Ins Leben gerufen und vier Jahre geleitet hat die Schola 2005 der damalige Citykirchenpfarrer Dr. Bertold Höcker. Höcker ist seit 2009 Superintendent des Kirchenkreises Berlin Stadtmitte der Evangelischen Kirche Berlin-Brandenburg-schlesische Oberlausitz. Er entdeckte früh sein großes Interesse an der Kirchenmusik und speziell an der Gregorianik. Er ist ausgebildeter Orgelbauer, studierte Kirchenmusik und war als Organist tätig. Außerdem lehrte er an der Musikhochschule in Lübeck Evangelische Liturgik und Gregorianischen Choral. Im Fach Theologie promovierte Höcker über das Thema „Gregorianischer Choral im lutherischen Gottesdienst“.

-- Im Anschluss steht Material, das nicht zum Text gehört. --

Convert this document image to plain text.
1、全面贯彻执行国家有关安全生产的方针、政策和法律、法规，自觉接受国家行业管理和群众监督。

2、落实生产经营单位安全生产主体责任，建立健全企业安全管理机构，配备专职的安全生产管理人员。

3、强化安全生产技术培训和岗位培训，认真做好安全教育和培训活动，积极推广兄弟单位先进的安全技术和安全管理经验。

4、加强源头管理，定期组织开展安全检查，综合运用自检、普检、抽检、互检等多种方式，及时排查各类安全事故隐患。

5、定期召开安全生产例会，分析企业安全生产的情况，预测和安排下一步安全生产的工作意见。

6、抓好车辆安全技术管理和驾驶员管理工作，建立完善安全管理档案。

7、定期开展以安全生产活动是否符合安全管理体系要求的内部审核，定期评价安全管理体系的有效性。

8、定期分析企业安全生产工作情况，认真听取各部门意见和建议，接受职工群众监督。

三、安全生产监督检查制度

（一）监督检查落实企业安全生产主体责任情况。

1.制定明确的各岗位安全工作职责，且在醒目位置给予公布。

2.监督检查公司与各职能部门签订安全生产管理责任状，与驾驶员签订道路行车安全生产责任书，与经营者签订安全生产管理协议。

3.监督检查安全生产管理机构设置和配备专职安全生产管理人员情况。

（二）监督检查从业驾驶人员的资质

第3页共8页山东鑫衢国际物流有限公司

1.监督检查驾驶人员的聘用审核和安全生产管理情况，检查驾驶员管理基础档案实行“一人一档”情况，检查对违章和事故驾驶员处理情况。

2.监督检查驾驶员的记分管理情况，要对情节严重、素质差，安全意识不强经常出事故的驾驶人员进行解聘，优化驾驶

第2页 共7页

„Der Gregorianische Choral gibt dem biblischen Wort einen Klangleib“, so Höcker. „Diese Musik geht die innigste Verbindung mit den Inhalten des Wortes Gottes ein. Daher war es für mich Ausdruck protestantischer Identität, mit der Hochschätzung des Wortes Gottes Gregorianischen Choral auch in der Antoniterkirche zu Gehör zu bringen“, erläutert er seine Motivation zur Errichtung der Schola. „Das Musizieren und Hören geistlicher Musik schafft Zugang zu biblischen Texten und Themen“, stellt er grundsätzlich fest. Sie lasse Ausführenden wie Hörenden Freiraum zur persönlichen Aneignung. „Damit trauen wir in evangelischen Gottesdiensten der Musik eine gemeinschaftsstiftende Funktion zu, die durch Sprechakte Einzelner so kaum erreicht wird.“

Der Gregorianische Choral begleite ihn schon sein ganzes Leben, berichtet Schola-Mitglied Daniel Rösler, Pfarrer der Evangelischen Gemeinde Köln-Brück-Merheim. Diese Musik habe ihn die Liturgie der Benediktiner gelehrt, zum Studium nach Rom geführt und staunend erfahren lassen, dass es für die frohe Botschaft Gottes nur wenige Worte brauche. „Worte, die am besten auswendig gesungen werden können, damit sie inwendig gebetet werden“, sagt Rösler, der von 2009 bis 2011 Leiter der Schola war. In dieser Weise sei der Gregorianische Choral als gesungenes Bibelwort in seiner Theologie aus Wort, Ton und Neumenzeichen deutungsoffen. Er lade ein, ohne eine Botschaft festzuschreiben. „Er verlangt jedoch von mir eine innere Haltung zu dem, was er mir über die Heilsvergangenheit, Heilsgegenwart und Heilszukunft Gottes singend verkündigt“, sagt der Theologe weiter. „Überzeitlich geradezu, und darin ein Abbild der Fülle Gottes für unsere Welt, die mich immer wieder nährt und mein Leben beschenkt.“

Seit vielen Jahren gehört Rösler zur „Restitutionsgruppe“ der Internationalen Gesellschaft für Studien des Gregorianischen Chorals (AISCGre). Sie widmet sich der Aufgabe der authentischen Wiederherstellung der mittelalterlichen Melodien. „Damit fließen neueste Erkenntnisse zur melodischen Interpretation der Gesänge auch in das gemeinsame Singen unserer Kölner Schola ein“, betont Loevenich. „Trotz seiner vermeintlichen Einfachheit wohnen dem Gregorianischen Choral eine außerordentliche spirituelle Tiefe und Energie inne“, berichtet Schola-Mitglied Carolin Wildgrube. „Eine transzendente Kraft, die mich immer wieder durchströmt, in meinem Innersten berührt und mich in die Gegenwart Gottes stellt.“ Die Kraft dieses gesungenen Gebetes entspringe einem umfassenden Verbunden-Sein – zunächst dem Verbunden-Sein „innerhalb der Oekumenischen Choralschola Köln, wo wir in all unserer Unterschiedlichkeit und Vielfalt von Lebens- und Glaubensgeschichten zusammenfinden und zur Ehre Gottes unsere Stimmen vereinen“. Und letztlich, so Wildgrube, „dem Verbunden-Sein mit der Quelle beziehungsweise dem Rückgebunden-Sein an sie, an den dreieinen Gott, den Vater, Sohn und Heiligen Geist“.